Même dans sa dimension sociale, la norme n’est pas inutile. La distinction des niveaux de langue n’est pas le reflet d’une oppression absurde. La langue n’est pas fasciste. Admettre que l’orthographe est un marqueur social ne suffit pas à lui ôter sa validité. Le marqueur social a un aspect contingent qu’il serait vain de nier. Mais l’expression sociale d’une réalité ne supprime pas les causes plus profondes que cette réalité peut avoir. La différence entre les sexes a des manifestations sociales contingentes, il importe peu que les hommes portent les cheveux courts ou que les femmes aient le crâne rasé. Le bleu et le rose sont des conventions attendrissantes et un peu naïves sans doute. Mais les différences biologiques sont fondamentales dès lors que l’on parle de procréation par exemple. Il n’y a pas d’égalité possible entre un père et une mère. Il n’y a pas non plus de hiérarchie naturelle. Ce sont juste des questions sans pertinence.
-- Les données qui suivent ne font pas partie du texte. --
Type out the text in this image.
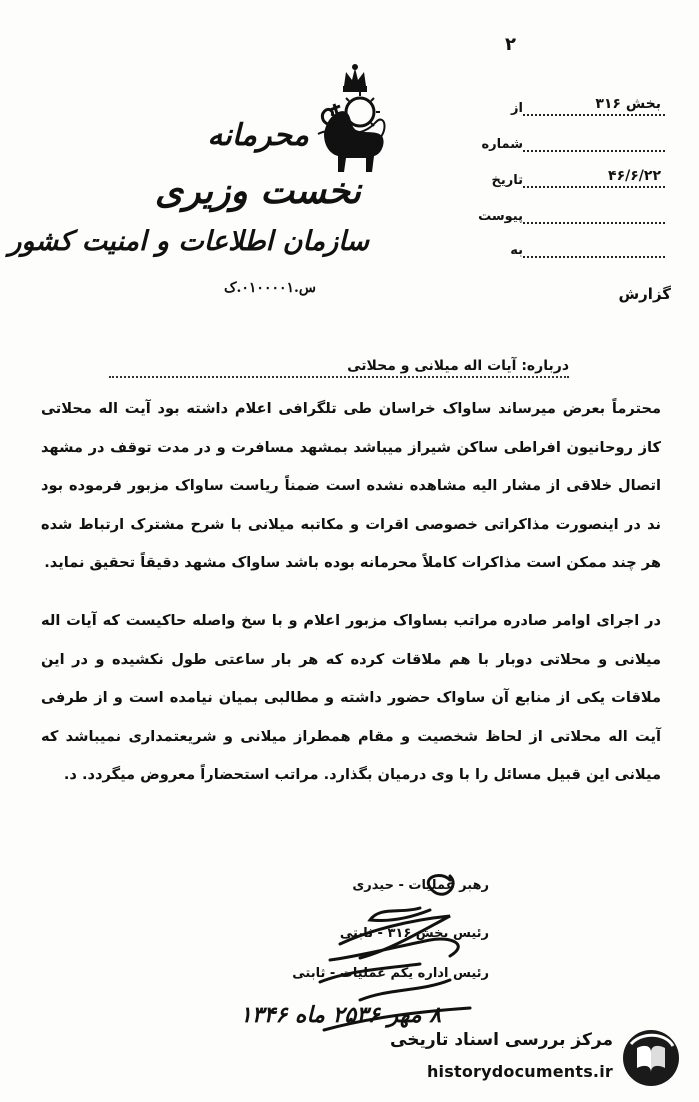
۲
محرمانه
نخست وزیری
سازمان اطلاعات و امنیت کشور
س.۰۱۰۰۰۰۱.ک
از	بخش ۳۱۶
شماره
تاریخ	۴۶/۶/۲۲
پیوست
به
گزارش
درباره: آیات اله میلانی و محلاتی
محترماً بعرض میرساند ساواک خراسان طی تلگرافی اعلام داشته بود آیت اله محلاتی کاز روحانیون افراطی ساکن شیراز میباشد بمشهد مسافرت و در مدت توقف در مشهد اتصال خلاقی از مشار الیه مشاهده نشده است ضمناً ریاست ساواک مزبور فرموده بود ند در اینصورت مذاکراتی خصوصی اقرات و مکاتبه میلانی با شرح مشترک ارتباط شده هر چند ممکن است مذاکرات کاملاً محرمانه بوده باشد ساواک مشهد دقیقاً تحقیق نماید.
در اجرای اوامر صادره مراتب بساواک مزبور اعلام و با سخ واصله حاکیست که آیات اله میلانی و محلاتی دوبار با هم ملاقات کرده که هر بار ساعتی طول نکشیده و در این ملاقات یکی از منابع آن ساواک حضور داشته و مطالبی بمیان نیامده است و از طرفی آیت اله محلاتی از لحاظ شخصیت و مقام همطراز میلانی و شریعتمداری نمیباشد که میلانی این قبیل مسائل را با وی درمیان بگذارد. مراتب استحضاراً معروض میگردد. د.
رهبر عملیات - حیدری
رئیس بخش ۳۱۶ - ثابتی
رئیس اداره یکم عملیات - ثابتی
۸ مهر ۲۵۳۶ ماه ۱۳۴۶
مرکز بررسی اسناد تاریخی
historydocuments.ir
Il est essentiel de respecter des règles de politesse qui définissent les rapports sociaux, même si ces règles prises en particulier peuvent paraître ridicules. Peut-être est-il ridicule de signaler le statut marital d’une femme à chaque fois que l’on s’adresse à elle en lui servant du Mademoiselle. Mais il est nécessaire d’avoir un mot par défaut pour s’adresser à un inconnu ou à une inconnue. Et avoir un statut marital n’est pas une chose sans importance. De même il n’est pas sans importance d’avoir des règles qui renforcent le respect des hommes envers les femmes, parce qu’effectivement un homme peut devenir un prédateur pour une femme. Les marqueurs sociaux ne sont pas seulement des contraintes malheureuses dont il faudrait s’accommoder. On a besoin de marqueurs sociaux, à un niveau extrêmement profond. On a besoin de ces marqueurs pour se repérer dans un monde dangereux. C’est extraordinaire de vivre à une époque comme la nôtre, une époque où nous pouvons croiser un inconnu sans craindre pour notre vie. La politesse sauve des vies. Les marqueurs sociaux adoucissent les comportements par défaut. Choisir un niveau de langue, c’est avant tout exprimer le genre de relation que l’on veut entretenir avec son interlocuteur. Ce qui est intéressant avec une langue riche comme la nôtre, c’est que la palette des relations est extrêmement large. D’un côté nous aurons la connivence élégante et raffinée de ceux qui concluent leurs lettres par un suranné « je suis et je reste votre très humble et très obéissant serviteur ». De l’autre, vous aurez la rude tendresse de ceux qui se tapent sur le ventre avec un « ben mon cochon » tonitruant. Nous passerons sur la froideur du langage juridique, tout en efficacité. Sans parler des infinies variations du voussoiement dans les rapports hommes-femmes. Le choix des mots permet de faire sortir un importun sans recourir à la violence. Il permet de graduer subtilement un refus:

« Nous avons à faire. »

« Veuillez sortir immédiatement. »

« Dégage! »

« Casse-toi! »

Toutes ces expressions demandent la même réponse au fond, mais le font avec des nuances de respect ou de rudesse qui sont plus importantes encore que le résultat de l’action. Je suis fier d’appartenir à une civilisation qui offre des dizaines de façons de solliciter une contribution pécuniaire. Alors qu’en somali, « ken laak » et c’est tout.

Le marqueur social est également un indice d’autre chose. La bêtise marque socialement. Une orthographe défaillante peut être un signe d’un manque de soin, de sérieux, de fiabilité, voire d’une défaillance intellectuelle ou d’un manque de respect. La position sociale n’est pas seulement le fruit d’un hasard malheureux. C’est là la grande erreur des intellectuels de gauche qui fustigent les marqueurs sociaux et la reproduction des élites. La position sociale est aussi (je dis bien aussi) la conséquence d’un certain nombre d’attitudes, de vertus, de qualités bien réelles, qu’elles soient acquises ou innées.